Généralement considéré comme pays en développement, ces pays localisés habituellement dans l’hémisphère sud de notre planète, sont caractérisés par à fort potentiel de croissance, qui participe d’une réduction de la pauvreté avec la naissance d’une classe moyenne en augmentation exponentielle et qui booste l’économie. Le développement d’un tel pays devient autoentretenu du fait d’un marché intérieur en essor permanent qui tire sa dynamique d’une demande intérieur importante.

Les inquiétudes habituellement occasionnées par tout phénomène nouveau, sont ici amplifiées par des changements qui aujourd’hui donnent un visage polycentrique au monde moderne actuel.

Prenons l’exemple des échanges économiques internationaux, selon la Conférence des Nations Unies sur le Commerce et le Développement (CNUCED) dans son rapport annuel pour 2014. Les chiffres dévoilés à partir des études macro-économiques, nous présentent une économie effectivement dominée par les pays émergents, où l’écart entre l’Asie et l’Afrique malheureusement se creuse chaque jour un peu plus.

En Afrique, cette montée en puissance amène avec elle de réels motifs d’inquiétude. L’une des révélations de l’étude de la CENUCED fait état de ce que jusqu’en 2014, une grande partie des pays en voie de développement l’Afrique y compris, ont subit une forme de rejet. Certes un contexte géopolitique défavorable pourrait expliquer ce qui se passe réellement, mais si l’Afrique subsaharienne a quelque peu résisté comparativement à l’Afrique du nord, d’une manière générale, le continent attire de moins en moins de capitaux. Le contexte actuel, explique pour l’essentiel la situation, occasionnée par le terrorisme, les tensions de l’Islam extrémiste et autres revendications sociopolitiques. Or, parmi les pays émergents, se trouvent en bonne place des puissances économiques, industrielles et financières en parfaite rupture avec les leviers de contrôles traditionnels de la France qui ont permis jusqu’à présent à l’Afrique de se concentrer sur l’essentiel. Avec les pays émergents, très agressifs en Afrique, la liberté d’expression, la démocratie, le soutien en direction de la société civile pour la lutte contre la pauvreté n’apparaissent pas souvent en tête de liste des conditionnalités qui, habituellement figure sur les feuilles de route des financements octroyés.

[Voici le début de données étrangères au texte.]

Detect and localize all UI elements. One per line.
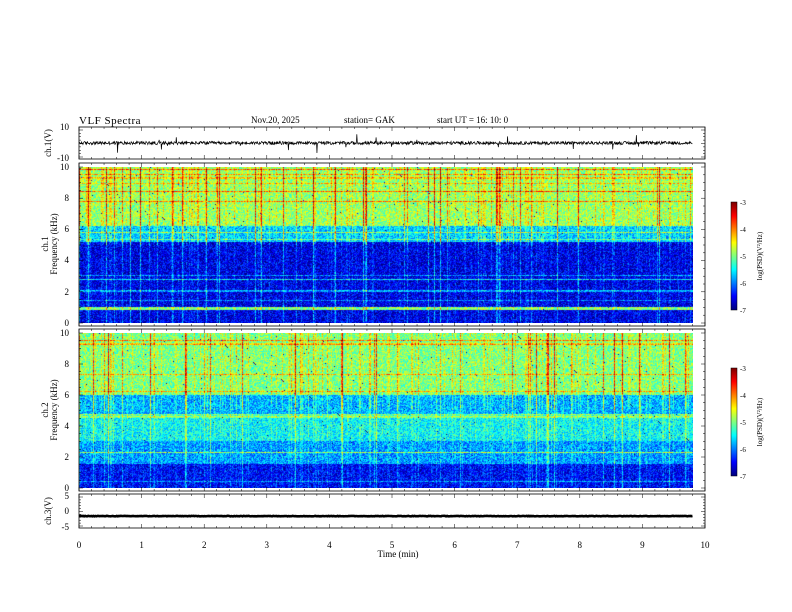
ch2-spec-ylabel-frequency: Frequency (kHz) bbox=[49, 379, 59, 440]
ch1-ytick-top: 10 bbox=[60, 122, 70, 132]
station-label: station= GAK bbox=[344, 115, 395, 125]
ch2-cbar-tick-m4: -4 bbox=[740, 392, 746, 400]
ch1-waveform-trace bbox=[78, 134, 693, 154]
x-tick-label-6: 6 bbox=[452, 540, 457, 550]
x-tick-label-3: 3 bbox=[265, 540, 270, 550]
ch1-spec-ytick-6: 6 bbox=[65, 224, 70, 234]
ch1-spectrogram-panel: 10 8 6 4 2 0 ch.1 Frequency (kHz) -3 -4 … bbox=[40, 162, 764, 328]
ch1-spectrogram-ticks bbox=[78, 163, 706, 326]
x-tick-label-10: 10 bbox=[701, 540, 711, 550]
x-tick-label-7: 7 bbox=[515, 540, 520, 550]
ch1-colorbar-frame bbox=[730, 201, 738, 311]
ch1-colorbar-label: log(PSD)(V²/Hz) bbox=[756, 231, 764, 280]
ch2-colorbar-frame bbox=[730, 367, 738, 477]
ch1-spec-ytick-8: 8 bbox=[65, 193, 70, 203]
ch3-waveform-trace bbox=[78, 514, 693, 518]
x-tick-label-4: 4 bbox=[327, 540, 332, 550]
date-label: Nov.20, 2025 bbox=[251, 115, 300, 125]
ch2-spec-ytick-2: 2 bbox=[65, 452, 70, 462]
x-tick-label-0: 0 bbox=[77, 540, 82, 550]
ch1-spec-ytick-2: 2 bbox=[65, 287, 70, 297]
x-tick-label-5: 5 bbox=[390, 540, 395, 550]
ch1-ylabel: ch.1(V) bbox=[43, 129, 53, 157]
ch1-cbar-tick-m6: -6 bbox=[740, 280, 746, 288]
x-tick-label-1: 1 bbox=[139, 540, 144, 550]
ch3-ylabel: ch.3(V) bbox=[43, 497, 53, 525]
ch2-spectrogram-image bbox=[79, 333, 693, 488]
ch2-cbar-tick-m6: -6 bbox=[740, 446, 746, 454]
x-tick-label-2: 2 bbox=[202, 540, 207, 550]
ch1-colorbar bbox=[731, 202, 737, 310]
ch2-spec-ytick-6: 6 bbox=[65, 390, 70, 400]
ch2-cbar-tick-m7: -7 bbox=[740, 473, 746, 481]
ch2-spectrogram-ticks bbox=[78, 329, 706, 491]
start-time-label: start UT = 16: 10: 0 bbox=[437, 115, 509, 125]
ch3-ytick-m5: -5 bbox=[62, 522, 70, 532]
ch1-spec-ylabel-channel: ch.1 bbox=[40, 236, 50, 251]
ch1-spec-ytick-4: 4 bbox=[65, 255, 70, 265]
ch1-spec-ytick-0: 0 bbox=[65, 318, 70, 328]
ch2-cbar-tick-m3: -3 bbox=[740, 365, 746, 373]
ch2-spec-ytick-8: 8 bbox=[65, 359, 70, 369]
ch3-ytick-0: 0 bbox=[65, 506, 70, 516]
ch2-colorbar-label: log(PSD)(V²/Hz) bbox=[756, 397, 764, 446]
ch1-spec-ylabel-frequency: Frequency (kHz) bbox=[49, 213, 59, 274]
ch2-colorbar bbox=[731, 368, 737, 476]
ch1-spectrogram-image bbox=[79, 167, 693, 323]
ch1-ytick-bottom: -10 bbox=[57, 153, 69, 163]
ch3-waveform-panel: 5 0 -5 ch.3(V) bbox=[43, 491, 706, 532]
x-axis-tick-labels: 0 1 2 3 4 5 6 7 8 9 10 bbox=[77, 540, 710, 550]
ch2-spectrogram-panel: 10 8 6 4 2 0 ch.2 Frequency (kHz) -3 -4 … bbox=[40, 328, 764, 493]
ch1-spec-ytick-10: 10 bbox=[60, 162, 70, 172]
ch1-waveform-ticks bbox=[78, 127, 706, 159]
ch3-waveform-ticks bbox=[78, 494, 706, 528]
ch1-cbar-tick-m3: -3 bbox=[740, 199, 746, 207]
ch1-waveform-panel: 10 -10 ch.1(V) bbox=[43, 122, 706, 163]
ch1-cbar-tick-m7: -7 bbox=[740, 307, 746, 315]
ch2-cbar-tick-m5: -5 bbox=[740, 419, 746, 427]
x-axis-label: Time (min) bbox=[378, 549, 419, 559]
ch2-spec-ylabel-channel: ch.2 bbox=[40, 402, 50, 417]
ch2-spec-ytick-4: 4 bbox=[65, 421, 70, 431]
ch2-spec-ytick-0: 0 bbox=[65, 483, 70, 493]
ch3-waveform-frame bbox=[78, 493, 706, 529]
ch1-cbar-tick-m4: -4 bbox=[740, 226, 746, 234]
ch1-cbar-tick-m5: -5 bbox=[740, 253, 746, 261]
figure-title: VLF Spectra bbox=[79, 115, 141, 127]
x-tick-label-8: 8 bbox=[578, 540, 583, 550]
ch2-spec-ytick-10: 10 bbox=[60, 328, 70, 338]
x-tick-label-9: 9 bbox=[640, 540, 645, 550]
ch3-ytick-5: 5 bbox=[65, 491, 70, 501]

Avec des exportations de plus en plus agressives, les pays émergents forts des excédents commerciaux engrangés, se font des revenus colossaux à l’instar de la Chine avec ses 3000 milliards de dollars de réserves. Avec ce bas de laine, la Chine peut s’offrir et obtenir des pans entiers de l’économie des pays africains. Cela va des concessions minières et forestières, aux licences de pêches, en passant par des contrats publics.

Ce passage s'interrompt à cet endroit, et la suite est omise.